Deux écueils supplémentaires viennent s’ajouter à ce phénomène structurel. Il y a d’abord les difficultés grandissantes qu’éprouvent les constructeurs à se conformer à des normes d’émissions de gaz polluants de plus en plus sévères. Difficultés qui font monter en flèche les coûts de développement pour l’industrie. L’épisode, en septembre 2018, du passage aux nouvelles normes anti-pollution WLTP (repoussé en France à la fin de 2019) a tourné au fiasco pour plusieurs constructeurs et a, en particulier, mis à mal la technologie allemande.

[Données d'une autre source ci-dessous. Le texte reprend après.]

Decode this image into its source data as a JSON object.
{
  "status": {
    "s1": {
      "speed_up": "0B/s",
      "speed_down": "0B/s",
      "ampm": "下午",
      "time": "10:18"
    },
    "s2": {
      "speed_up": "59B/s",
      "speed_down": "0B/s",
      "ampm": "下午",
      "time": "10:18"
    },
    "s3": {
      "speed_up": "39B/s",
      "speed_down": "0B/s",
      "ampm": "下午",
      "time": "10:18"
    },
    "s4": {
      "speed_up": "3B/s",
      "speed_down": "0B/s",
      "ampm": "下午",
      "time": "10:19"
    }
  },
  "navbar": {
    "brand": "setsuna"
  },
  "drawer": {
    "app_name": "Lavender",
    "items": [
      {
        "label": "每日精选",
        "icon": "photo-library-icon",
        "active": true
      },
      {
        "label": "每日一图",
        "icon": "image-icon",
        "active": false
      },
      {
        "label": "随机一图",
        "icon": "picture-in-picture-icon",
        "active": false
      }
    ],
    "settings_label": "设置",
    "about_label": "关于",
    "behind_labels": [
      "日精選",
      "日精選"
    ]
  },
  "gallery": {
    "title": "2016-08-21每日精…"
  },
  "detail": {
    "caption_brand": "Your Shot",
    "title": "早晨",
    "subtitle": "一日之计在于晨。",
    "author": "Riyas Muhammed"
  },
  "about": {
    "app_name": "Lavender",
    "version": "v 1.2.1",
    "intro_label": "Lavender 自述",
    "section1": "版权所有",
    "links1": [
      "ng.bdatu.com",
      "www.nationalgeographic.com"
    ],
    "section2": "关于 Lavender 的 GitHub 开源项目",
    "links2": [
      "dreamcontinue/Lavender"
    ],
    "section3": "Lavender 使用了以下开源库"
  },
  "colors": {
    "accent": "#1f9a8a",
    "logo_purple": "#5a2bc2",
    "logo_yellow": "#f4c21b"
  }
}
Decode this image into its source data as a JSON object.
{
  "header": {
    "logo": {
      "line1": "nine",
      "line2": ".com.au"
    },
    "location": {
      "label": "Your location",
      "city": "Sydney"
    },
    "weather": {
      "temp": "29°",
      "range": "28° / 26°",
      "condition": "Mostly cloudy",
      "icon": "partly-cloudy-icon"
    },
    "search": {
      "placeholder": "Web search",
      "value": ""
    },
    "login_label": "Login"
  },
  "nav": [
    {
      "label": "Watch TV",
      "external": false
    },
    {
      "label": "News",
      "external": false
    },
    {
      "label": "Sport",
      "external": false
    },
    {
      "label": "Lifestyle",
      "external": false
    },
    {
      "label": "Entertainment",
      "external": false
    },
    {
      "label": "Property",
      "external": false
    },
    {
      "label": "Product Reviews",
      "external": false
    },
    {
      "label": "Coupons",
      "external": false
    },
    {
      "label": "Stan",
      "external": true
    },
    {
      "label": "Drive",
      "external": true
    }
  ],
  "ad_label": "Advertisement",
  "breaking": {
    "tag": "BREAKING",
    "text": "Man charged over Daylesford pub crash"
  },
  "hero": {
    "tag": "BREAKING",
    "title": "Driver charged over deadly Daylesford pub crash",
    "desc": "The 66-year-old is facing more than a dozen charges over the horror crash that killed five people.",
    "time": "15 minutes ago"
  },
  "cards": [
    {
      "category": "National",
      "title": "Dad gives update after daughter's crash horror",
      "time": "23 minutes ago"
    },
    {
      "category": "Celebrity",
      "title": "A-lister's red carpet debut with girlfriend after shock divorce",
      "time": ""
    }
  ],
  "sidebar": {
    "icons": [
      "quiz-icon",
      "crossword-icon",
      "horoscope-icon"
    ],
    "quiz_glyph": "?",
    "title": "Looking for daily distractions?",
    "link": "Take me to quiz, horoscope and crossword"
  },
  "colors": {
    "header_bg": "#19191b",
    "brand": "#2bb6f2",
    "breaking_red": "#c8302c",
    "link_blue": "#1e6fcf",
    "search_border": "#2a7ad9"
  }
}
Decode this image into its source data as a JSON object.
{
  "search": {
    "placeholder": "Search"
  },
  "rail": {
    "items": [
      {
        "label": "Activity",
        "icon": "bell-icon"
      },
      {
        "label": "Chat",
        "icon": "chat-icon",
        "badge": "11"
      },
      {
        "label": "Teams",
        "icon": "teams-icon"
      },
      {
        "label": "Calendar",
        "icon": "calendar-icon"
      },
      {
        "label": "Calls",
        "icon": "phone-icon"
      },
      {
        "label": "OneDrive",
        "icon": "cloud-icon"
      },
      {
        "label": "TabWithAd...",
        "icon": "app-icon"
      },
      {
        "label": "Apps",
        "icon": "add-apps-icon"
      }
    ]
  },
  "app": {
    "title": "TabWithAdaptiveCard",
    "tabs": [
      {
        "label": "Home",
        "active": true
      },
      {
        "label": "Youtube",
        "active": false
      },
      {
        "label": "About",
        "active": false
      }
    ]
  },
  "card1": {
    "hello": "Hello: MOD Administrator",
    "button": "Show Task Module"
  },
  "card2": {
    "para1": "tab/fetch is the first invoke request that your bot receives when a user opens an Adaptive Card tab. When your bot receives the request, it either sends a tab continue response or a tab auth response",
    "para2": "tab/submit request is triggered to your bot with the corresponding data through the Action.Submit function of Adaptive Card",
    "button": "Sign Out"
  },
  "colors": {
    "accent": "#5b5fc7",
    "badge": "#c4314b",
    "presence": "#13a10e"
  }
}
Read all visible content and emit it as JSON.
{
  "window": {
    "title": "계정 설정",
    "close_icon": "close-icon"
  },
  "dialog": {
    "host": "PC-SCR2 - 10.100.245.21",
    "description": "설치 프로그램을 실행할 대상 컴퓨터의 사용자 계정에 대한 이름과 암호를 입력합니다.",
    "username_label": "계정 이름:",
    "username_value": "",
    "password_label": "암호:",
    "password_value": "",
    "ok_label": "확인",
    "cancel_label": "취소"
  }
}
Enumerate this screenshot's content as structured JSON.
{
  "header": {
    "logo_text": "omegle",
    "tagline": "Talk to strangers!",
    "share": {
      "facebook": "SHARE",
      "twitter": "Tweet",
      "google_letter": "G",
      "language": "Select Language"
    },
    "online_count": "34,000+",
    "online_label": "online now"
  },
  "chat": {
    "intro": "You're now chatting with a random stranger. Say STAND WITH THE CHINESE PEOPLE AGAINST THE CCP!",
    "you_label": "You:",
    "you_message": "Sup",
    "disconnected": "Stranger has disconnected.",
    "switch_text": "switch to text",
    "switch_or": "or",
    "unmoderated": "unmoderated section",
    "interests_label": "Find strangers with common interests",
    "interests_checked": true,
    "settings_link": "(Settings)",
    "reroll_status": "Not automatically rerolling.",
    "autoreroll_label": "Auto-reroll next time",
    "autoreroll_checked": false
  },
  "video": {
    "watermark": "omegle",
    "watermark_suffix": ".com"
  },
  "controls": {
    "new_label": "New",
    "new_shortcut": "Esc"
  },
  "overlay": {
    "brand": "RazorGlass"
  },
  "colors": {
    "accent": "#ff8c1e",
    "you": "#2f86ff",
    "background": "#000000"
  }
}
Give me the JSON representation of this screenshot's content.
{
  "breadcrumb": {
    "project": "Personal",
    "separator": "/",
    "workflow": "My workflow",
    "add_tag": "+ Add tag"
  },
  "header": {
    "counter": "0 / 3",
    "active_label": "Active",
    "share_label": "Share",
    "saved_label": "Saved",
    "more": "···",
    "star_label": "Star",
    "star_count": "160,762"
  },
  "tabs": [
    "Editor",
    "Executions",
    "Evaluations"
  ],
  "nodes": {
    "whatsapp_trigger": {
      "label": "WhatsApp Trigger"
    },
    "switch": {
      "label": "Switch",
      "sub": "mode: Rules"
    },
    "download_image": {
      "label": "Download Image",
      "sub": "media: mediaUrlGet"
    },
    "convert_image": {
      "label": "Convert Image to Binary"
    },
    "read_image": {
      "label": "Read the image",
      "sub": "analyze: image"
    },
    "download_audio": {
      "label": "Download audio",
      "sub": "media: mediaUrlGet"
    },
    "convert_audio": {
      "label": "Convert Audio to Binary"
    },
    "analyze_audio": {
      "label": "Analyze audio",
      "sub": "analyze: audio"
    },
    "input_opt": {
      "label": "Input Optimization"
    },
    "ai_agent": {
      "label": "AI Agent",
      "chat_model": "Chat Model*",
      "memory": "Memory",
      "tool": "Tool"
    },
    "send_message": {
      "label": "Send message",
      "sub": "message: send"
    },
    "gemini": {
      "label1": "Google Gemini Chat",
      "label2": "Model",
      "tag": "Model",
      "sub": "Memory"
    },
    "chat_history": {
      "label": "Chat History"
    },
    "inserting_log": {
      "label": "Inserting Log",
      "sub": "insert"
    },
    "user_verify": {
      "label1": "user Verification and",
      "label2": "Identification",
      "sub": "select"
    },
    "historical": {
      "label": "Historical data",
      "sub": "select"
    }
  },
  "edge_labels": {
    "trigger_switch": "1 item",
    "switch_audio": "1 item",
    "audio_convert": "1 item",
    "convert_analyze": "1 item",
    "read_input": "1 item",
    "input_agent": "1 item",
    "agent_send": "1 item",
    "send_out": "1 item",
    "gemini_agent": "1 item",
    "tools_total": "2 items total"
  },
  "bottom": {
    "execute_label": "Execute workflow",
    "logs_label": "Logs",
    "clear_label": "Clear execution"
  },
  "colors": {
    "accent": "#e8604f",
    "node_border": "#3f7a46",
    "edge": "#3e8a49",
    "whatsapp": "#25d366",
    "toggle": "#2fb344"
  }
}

Il y a ensuite, localement, des interdictions actuelles et à venir des moteurs diesel (et souvent de tous les moteurs à carburant fossile) dans des zones particulières comme les centres-villes des métropoles, mais aussi parfois dans des zones plus larges, voire dans des pays entiers.

Tout cela explique le profond bouleversement qui s’empare du petit monde des flottes. Les gestionnaires commencent d’ailleurs à penser mobilité globale plutôt que parc automobile. Les nouveaux usages font – modestement – leur apparition dans l’univers un peu conservateur de la voiture en entreprise : autopartage, covoiturage et même l’utilisation de trottinettes électriques professionnelles.